Abstract

Nicotinic acetylcholine receptors (nAChRs) containing the alpha7 gene product can influence a range of cellular events in neurons, depending on receptor location. On chick ciliary neurons, the receptors are concentrated on somatic spines, but little is known about mechanisms responsible for sequestering them there. Rapsyn is a 43-kDa protein essential for clustering nicotinic receptors at the vertebrate neuromuscular junction.
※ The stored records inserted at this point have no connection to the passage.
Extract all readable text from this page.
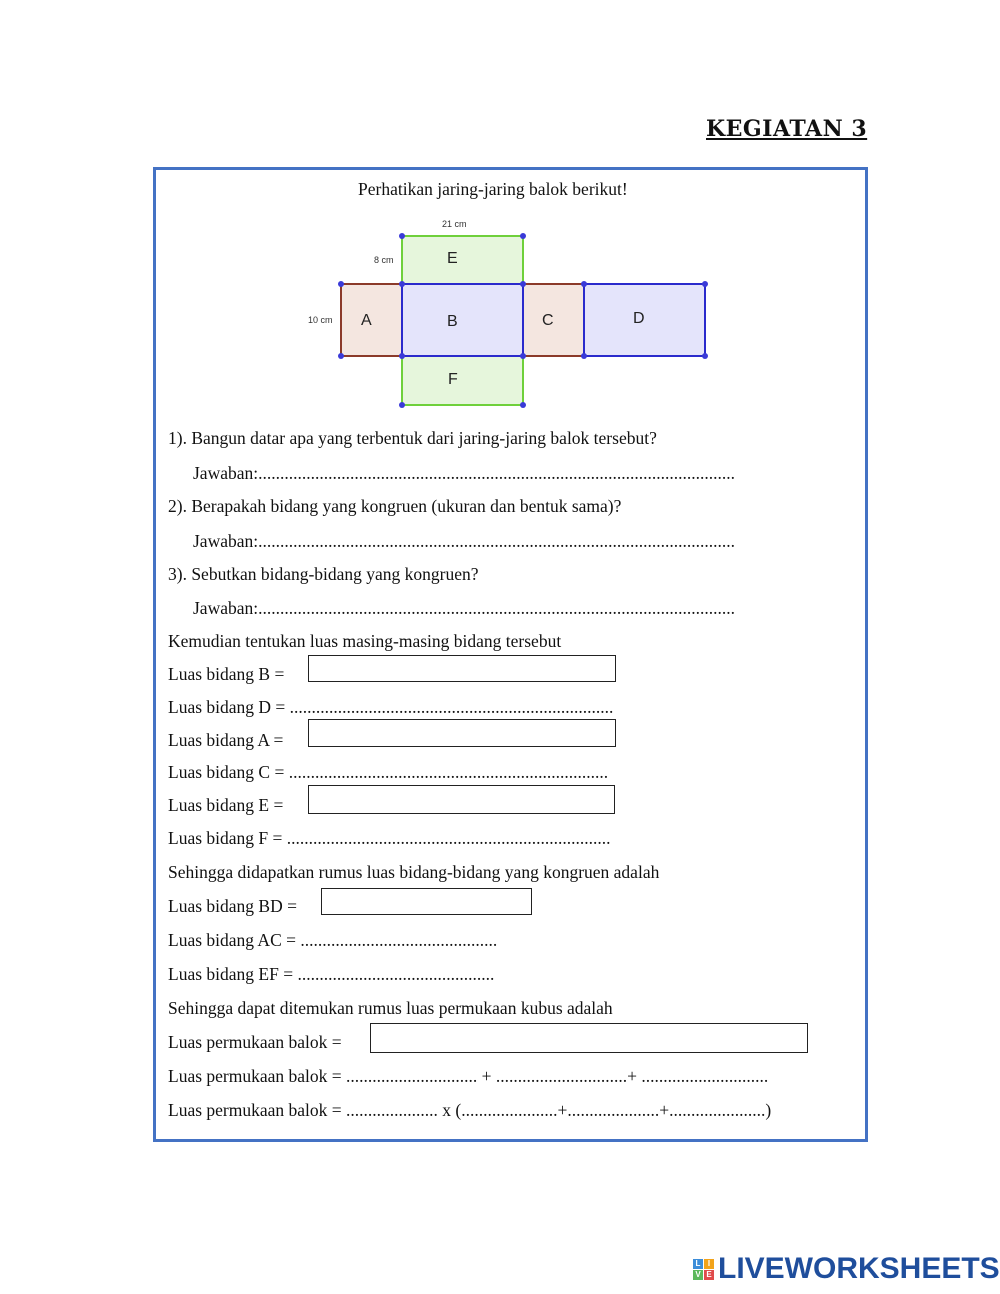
KEGIATAN 3
Perhatikan jaring-jaring balok berikut!
21 cm
8 cm
10 cm
E
A	B	C	D
F
1). Bangun datar apa yang terbentuk dari jaring-jaring balok tersebut?
Jawaban:.............................................................................................................
2). Berapakah bidang yang kongruen (ukuran dan bentuk sama)?
Jawaban:.............................................................................................................
3). Sebutkan bidang-bidang yang kongruen?
Jawaban:.............................................................................................................
Kemudian tentukan luas masing-masing bidang tersebut
Luas bidang B =
Luas bidang D = ..........................................................................
Luas bidang A =
Luas bidang C = .........................................................................
Luas bidang E =
Luas bidang F = ..........................................................................
Sehingga didapatkan rumus luas bidang-bidang yang kongruen adalah
Luas bidang BD =
Luas bidang AC = .............................................
Luas bidang EF = .............................................
Sehingga dapat ditemukan rumus luas permukaan kubus adalah
Luas permukaan balok =
Luas permukaan balok = .............................. + ..............................+ .............................
Luas permukaan balok = ..................... x (......................+.....................+......................)
L I
V E LIVEWORKSHEETS
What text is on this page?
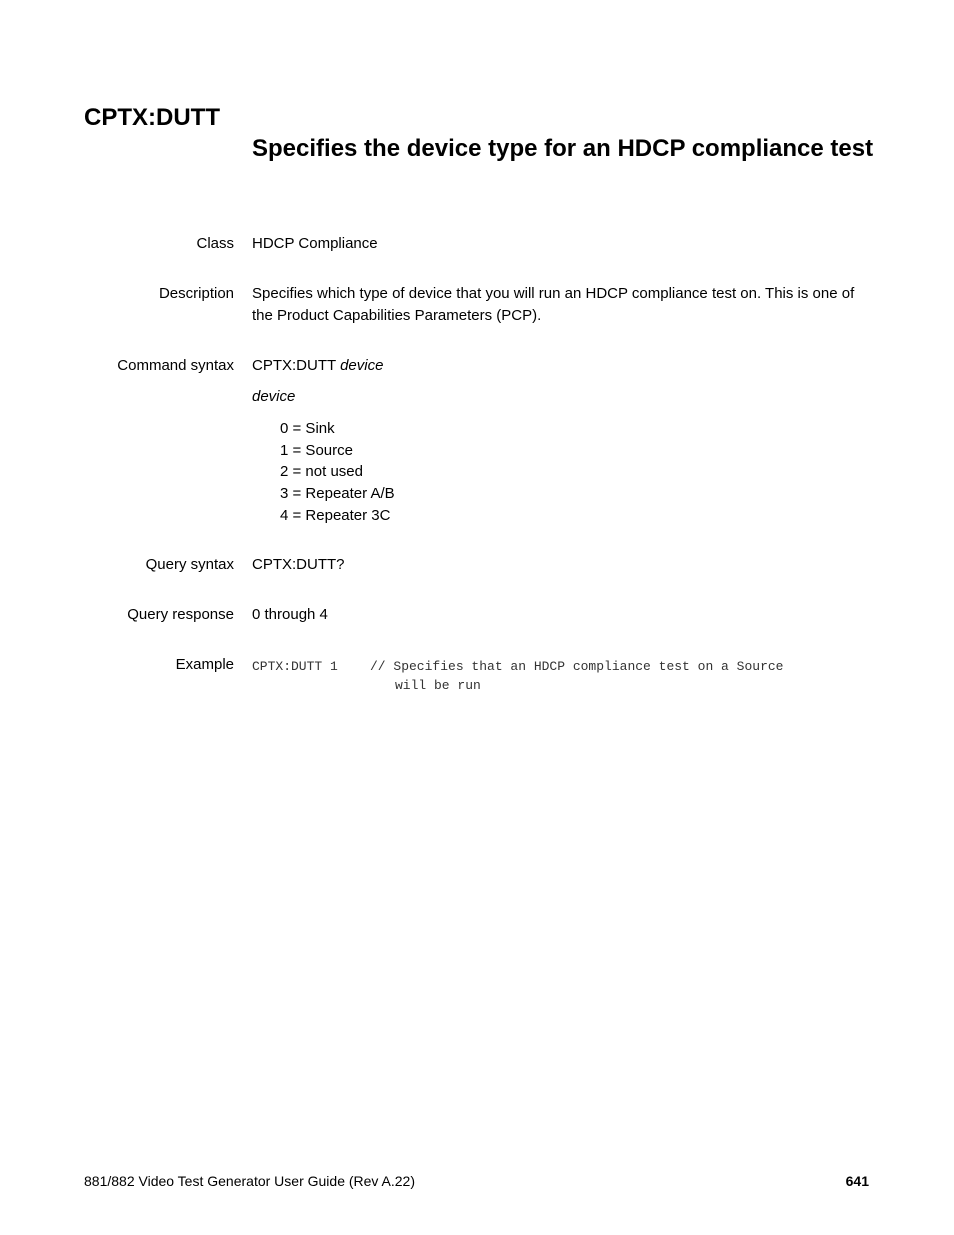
CPTX:DUTT
Specifies the device type for an HDCP compliance test
Class HDCP Compliance
Description Specifies which type of device that you will run an HDCP compliance test on. This is one of the Product Capabilities Parameters (PCP).
Command syntax CPTX:DUTT device
device
0 = Sink
1 = Source
2 = not used
3 = Repeater A/B
4 = Repeater 3C
Query syntax CPTX:DUTT?
Query response 0 through 4
Example CPTX:DUTT 1 // Specifies that an HDCP compliance test on a Source
will be run
881/882 Video Test Generator User Guide (Rev A.22)	641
RT-PCR confirmed previous studies showing that the chick ciliary ganglion expresses rapsyn transcripts, including several splice variants lacking part or all of exon 2. Heterologous expression of rapsyn constructs, together with nicotinic receptor constructs, shows that chicken full-length rapsyn can induce clustering of both muscle and neuronal nicotinic receptors. Splice variants lacking one or both leucine zipper motifs of exon 2 are unable to cluster the receptors, though, like full-length rapsyn, they cluster themselves. Immunological analysis demonstrates the presence of full-length rapsyn in chick muscle extracts but fails to detect either full-length or splice-variant versions of rapsyn at significant levels in ganglion extracts. The results suggest that rapsyn does not cluster alpha7-nAChRs on ciliary neurons in any way similar to that of receptors at the neuromuscular junction where rapsyn and the receptors are present in approximately equimolar amounts.